Clone a local memoryset into a hosted database:

>>> memoryset = LabeledMemoryset("file:./orca.db#my_memoryset")
>>> memoryset.clone("https://<my-api-key>:<my-secret-key>@instance.orcadb.cloud/my-database#my_memoryset")

Clone a local memoryset into a new table in the same database:

>>> memoryset = LabeledMemoryset("file:./orca.db#my_memoryset")
>>> memoryset.clone("my_new_memoryset")

map #

map(fn, destination=None)

Apply a function to all the memories in the memoryset and store them in the current memoryset or a new destination memoryset if it is provided.

Note

If your function returns a column that already exists, then it overwrites it.

Parameters:

  • fn (Callable[[LabeledMemory], dict[str, Any] | LabeledMemory]) –

    Function that takes in the memory and returns a new memory or a dictionary containing the values to update in the memory.

  • destination (LabeledMemoryset | str | None, default: None ) –

    The destination memoryset to store the results in, this can either be a memoryset instance, or the URL to a new memoryset, or the name of a table in the same database. A table for the destination will be created if it does not already exist.

Returns:

Examples:

Add new metadata to all memories in the memoryset:

>>> memoryset = LabeledMemoryset("file:./orca.db#my_memoryset")
>>> memoryset.map(lambda m: dict(metadata=dict(**m.metadata, new_key="new_value")))

Create a new memoryset with swapped labels in a new table in the same database:

>>> memoryset = LabeledMemoryset("file:./orca.db#my_memoryset")
>>> swapped_memoryset = memoryset.map(
...     lambda m: dict(label=1 if m.label == 0 else 0),
...     "my_swapped_memoryset"
... )

filter #

filter(fn, destination=None)

Filters the current memoryset using the given function and stores the result in the current memoryset or a new destination memoryset if it is provided.

Note

This will reset the destination memoryset if it already exists.

Parameters:

  • fn (Callable[[LabeledMemory], bool]) –

    Function that takes in the memory and returns a boolean indicating whether the memory should be included or not.

  • destination (LabeledMemoryset | str | None, default: None ) –

    The destination memoryset to store the results in, this can either be a memoryset instance, or the URL to a new memoryset, or the name of a table in the same database.
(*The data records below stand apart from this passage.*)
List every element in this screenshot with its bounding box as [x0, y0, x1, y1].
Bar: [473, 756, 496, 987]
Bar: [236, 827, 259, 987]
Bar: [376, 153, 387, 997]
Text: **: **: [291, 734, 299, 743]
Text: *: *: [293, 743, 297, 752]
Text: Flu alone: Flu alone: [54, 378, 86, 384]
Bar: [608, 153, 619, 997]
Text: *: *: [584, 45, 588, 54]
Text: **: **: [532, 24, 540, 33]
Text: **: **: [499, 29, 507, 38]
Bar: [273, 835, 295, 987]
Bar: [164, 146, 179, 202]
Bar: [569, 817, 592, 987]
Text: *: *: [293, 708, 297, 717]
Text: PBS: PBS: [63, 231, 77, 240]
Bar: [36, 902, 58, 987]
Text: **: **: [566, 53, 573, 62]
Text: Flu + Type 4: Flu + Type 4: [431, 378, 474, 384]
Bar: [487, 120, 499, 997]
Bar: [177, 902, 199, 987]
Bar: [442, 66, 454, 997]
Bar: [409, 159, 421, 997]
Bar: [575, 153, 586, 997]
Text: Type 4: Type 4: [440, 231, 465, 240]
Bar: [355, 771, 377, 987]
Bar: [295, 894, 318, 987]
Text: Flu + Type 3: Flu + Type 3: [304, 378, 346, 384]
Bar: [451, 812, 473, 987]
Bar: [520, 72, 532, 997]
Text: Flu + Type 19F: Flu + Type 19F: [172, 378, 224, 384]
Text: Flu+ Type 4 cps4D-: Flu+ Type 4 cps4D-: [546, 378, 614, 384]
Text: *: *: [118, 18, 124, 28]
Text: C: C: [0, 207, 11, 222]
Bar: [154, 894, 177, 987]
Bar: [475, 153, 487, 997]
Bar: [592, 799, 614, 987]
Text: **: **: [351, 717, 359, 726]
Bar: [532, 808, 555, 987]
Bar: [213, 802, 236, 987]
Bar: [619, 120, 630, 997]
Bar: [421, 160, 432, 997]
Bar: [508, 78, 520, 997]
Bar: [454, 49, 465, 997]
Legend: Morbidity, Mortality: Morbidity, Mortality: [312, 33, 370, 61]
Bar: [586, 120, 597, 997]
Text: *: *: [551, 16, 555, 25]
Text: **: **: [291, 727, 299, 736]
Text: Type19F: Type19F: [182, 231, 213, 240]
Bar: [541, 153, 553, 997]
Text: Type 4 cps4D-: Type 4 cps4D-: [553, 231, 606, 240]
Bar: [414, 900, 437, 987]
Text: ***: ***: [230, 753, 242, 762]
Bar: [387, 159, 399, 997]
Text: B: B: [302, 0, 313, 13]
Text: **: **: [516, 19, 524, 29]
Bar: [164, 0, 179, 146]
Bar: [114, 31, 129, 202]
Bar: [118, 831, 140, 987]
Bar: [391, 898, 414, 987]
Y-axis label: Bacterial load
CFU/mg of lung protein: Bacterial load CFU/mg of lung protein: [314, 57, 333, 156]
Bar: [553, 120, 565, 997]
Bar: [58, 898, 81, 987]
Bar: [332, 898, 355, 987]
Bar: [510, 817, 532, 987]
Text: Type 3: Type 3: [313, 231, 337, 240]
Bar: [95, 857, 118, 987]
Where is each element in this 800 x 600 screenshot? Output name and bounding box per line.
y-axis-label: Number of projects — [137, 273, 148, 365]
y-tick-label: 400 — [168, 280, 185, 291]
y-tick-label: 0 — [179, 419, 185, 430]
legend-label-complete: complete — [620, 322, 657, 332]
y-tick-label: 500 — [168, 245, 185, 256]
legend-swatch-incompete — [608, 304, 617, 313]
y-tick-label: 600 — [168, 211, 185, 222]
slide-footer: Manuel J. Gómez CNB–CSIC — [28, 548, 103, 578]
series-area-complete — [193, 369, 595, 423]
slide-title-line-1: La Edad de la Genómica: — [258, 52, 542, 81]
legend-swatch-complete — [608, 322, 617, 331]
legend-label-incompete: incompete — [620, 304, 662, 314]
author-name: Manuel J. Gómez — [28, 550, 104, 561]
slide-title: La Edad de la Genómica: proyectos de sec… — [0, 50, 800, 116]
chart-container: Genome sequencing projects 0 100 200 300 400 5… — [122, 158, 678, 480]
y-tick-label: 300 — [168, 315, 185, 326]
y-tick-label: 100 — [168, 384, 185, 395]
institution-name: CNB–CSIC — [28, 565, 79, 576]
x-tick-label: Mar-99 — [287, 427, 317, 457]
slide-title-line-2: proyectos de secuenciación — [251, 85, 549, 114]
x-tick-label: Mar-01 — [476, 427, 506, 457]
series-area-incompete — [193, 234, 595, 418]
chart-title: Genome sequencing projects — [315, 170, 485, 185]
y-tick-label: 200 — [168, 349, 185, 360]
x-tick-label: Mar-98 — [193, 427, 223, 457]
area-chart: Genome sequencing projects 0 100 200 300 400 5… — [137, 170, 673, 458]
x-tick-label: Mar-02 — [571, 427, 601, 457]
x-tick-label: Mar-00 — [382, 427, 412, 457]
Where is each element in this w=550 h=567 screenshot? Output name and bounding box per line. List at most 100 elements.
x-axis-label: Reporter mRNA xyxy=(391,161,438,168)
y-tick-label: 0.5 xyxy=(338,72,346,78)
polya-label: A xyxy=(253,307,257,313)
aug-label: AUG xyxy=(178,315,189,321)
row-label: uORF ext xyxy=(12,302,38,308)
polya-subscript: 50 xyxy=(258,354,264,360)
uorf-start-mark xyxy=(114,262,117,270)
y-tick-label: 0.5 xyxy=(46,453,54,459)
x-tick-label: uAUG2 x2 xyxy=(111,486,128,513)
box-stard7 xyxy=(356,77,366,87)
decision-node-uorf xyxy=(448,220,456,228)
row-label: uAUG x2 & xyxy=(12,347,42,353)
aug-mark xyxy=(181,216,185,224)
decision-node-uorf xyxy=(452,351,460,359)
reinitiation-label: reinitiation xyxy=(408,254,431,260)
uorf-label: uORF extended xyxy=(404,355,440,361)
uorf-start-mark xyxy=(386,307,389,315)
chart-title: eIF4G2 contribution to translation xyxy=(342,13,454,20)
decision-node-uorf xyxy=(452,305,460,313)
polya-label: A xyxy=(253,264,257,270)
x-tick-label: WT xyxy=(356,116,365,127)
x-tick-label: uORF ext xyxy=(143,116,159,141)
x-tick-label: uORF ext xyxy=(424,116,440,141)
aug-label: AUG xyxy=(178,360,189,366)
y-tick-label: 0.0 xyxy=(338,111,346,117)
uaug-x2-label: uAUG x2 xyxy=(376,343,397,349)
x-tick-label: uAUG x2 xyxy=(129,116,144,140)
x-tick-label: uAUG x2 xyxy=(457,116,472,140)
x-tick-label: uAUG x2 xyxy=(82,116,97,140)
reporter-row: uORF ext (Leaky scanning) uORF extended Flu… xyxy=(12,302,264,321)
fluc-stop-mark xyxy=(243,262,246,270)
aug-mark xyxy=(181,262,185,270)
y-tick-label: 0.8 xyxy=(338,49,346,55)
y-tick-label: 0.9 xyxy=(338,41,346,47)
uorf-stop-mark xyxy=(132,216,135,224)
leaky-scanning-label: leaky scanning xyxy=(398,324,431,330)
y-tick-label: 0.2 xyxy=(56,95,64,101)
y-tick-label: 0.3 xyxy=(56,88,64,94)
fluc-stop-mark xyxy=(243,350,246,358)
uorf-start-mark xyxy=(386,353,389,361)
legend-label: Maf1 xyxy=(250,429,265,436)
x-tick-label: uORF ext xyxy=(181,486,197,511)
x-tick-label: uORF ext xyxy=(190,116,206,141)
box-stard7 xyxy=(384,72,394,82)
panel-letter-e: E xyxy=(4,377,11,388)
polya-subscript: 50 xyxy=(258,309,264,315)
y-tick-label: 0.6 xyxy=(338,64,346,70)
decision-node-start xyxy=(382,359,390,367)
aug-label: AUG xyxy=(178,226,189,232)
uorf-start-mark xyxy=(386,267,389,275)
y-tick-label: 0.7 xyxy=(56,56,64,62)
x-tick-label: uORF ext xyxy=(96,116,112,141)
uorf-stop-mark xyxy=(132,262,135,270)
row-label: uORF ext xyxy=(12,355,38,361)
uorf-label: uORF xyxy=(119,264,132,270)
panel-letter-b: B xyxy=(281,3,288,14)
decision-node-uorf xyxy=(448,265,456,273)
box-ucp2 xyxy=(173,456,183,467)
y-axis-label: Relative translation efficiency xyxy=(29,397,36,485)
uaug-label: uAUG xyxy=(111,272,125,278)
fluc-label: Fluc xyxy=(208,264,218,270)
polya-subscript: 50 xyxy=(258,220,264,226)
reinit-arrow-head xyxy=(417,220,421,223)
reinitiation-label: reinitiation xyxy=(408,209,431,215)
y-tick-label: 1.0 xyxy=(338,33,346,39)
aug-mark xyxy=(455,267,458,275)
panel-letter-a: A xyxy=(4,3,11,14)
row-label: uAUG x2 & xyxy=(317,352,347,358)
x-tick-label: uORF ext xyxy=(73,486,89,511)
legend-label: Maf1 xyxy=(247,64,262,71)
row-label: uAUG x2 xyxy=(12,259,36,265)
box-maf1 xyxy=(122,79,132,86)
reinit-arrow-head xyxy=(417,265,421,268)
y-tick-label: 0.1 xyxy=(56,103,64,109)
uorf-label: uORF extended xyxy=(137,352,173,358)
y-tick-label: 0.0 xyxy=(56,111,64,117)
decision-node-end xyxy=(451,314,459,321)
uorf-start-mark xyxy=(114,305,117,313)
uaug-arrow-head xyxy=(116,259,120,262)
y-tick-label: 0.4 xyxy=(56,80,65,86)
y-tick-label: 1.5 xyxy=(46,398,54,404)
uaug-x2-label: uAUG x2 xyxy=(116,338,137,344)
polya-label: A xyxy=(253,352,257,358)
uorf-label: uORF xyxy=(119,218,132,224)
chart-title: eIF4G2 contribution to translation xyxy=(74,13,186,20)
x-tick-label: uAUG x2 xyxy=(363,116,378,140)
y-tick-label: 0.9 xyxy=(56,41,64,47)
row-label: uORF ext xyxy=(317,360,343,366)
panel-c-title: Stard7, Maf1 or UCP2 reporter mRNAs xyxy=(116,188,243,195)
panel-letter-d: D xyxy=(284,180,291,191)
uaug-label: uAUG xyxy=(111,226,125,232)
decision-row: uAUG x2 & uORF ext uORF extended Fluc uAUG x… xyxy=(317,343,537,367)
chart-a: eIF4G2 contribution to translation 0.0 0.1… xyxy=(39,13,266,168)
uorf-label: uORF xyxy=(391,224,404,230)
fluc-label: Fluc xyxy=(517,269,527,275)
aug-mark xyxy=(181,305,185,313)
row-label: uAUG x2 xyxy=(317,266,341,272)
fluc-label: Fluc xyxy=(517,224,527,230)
A table for the destination will be created if it does not already exist.

Returns:

Examples:

Filter out memories with a label of 0:

>>> memoryset = LabeledMemoryset("file:./orca.db#my_memoryset")
>>> memoryset.filter(lambda m: m.label != 0)

Create a new memoryset with some metadata in a new table in the same database:

>>> memoryset = LabeledMemoryset("file:./orca.db#my_memoryset")
>>> filtered_memoryset = memoryset.filter(
...     lambda m: m.metadata["key"] == "filter_value",
...     "my_filtered_memoryset"
... )

drop_table #

drop_table()

Drop the table associated with this Memoryset.

reset #

reset()

Drop all data from the table associated with this Memoryset.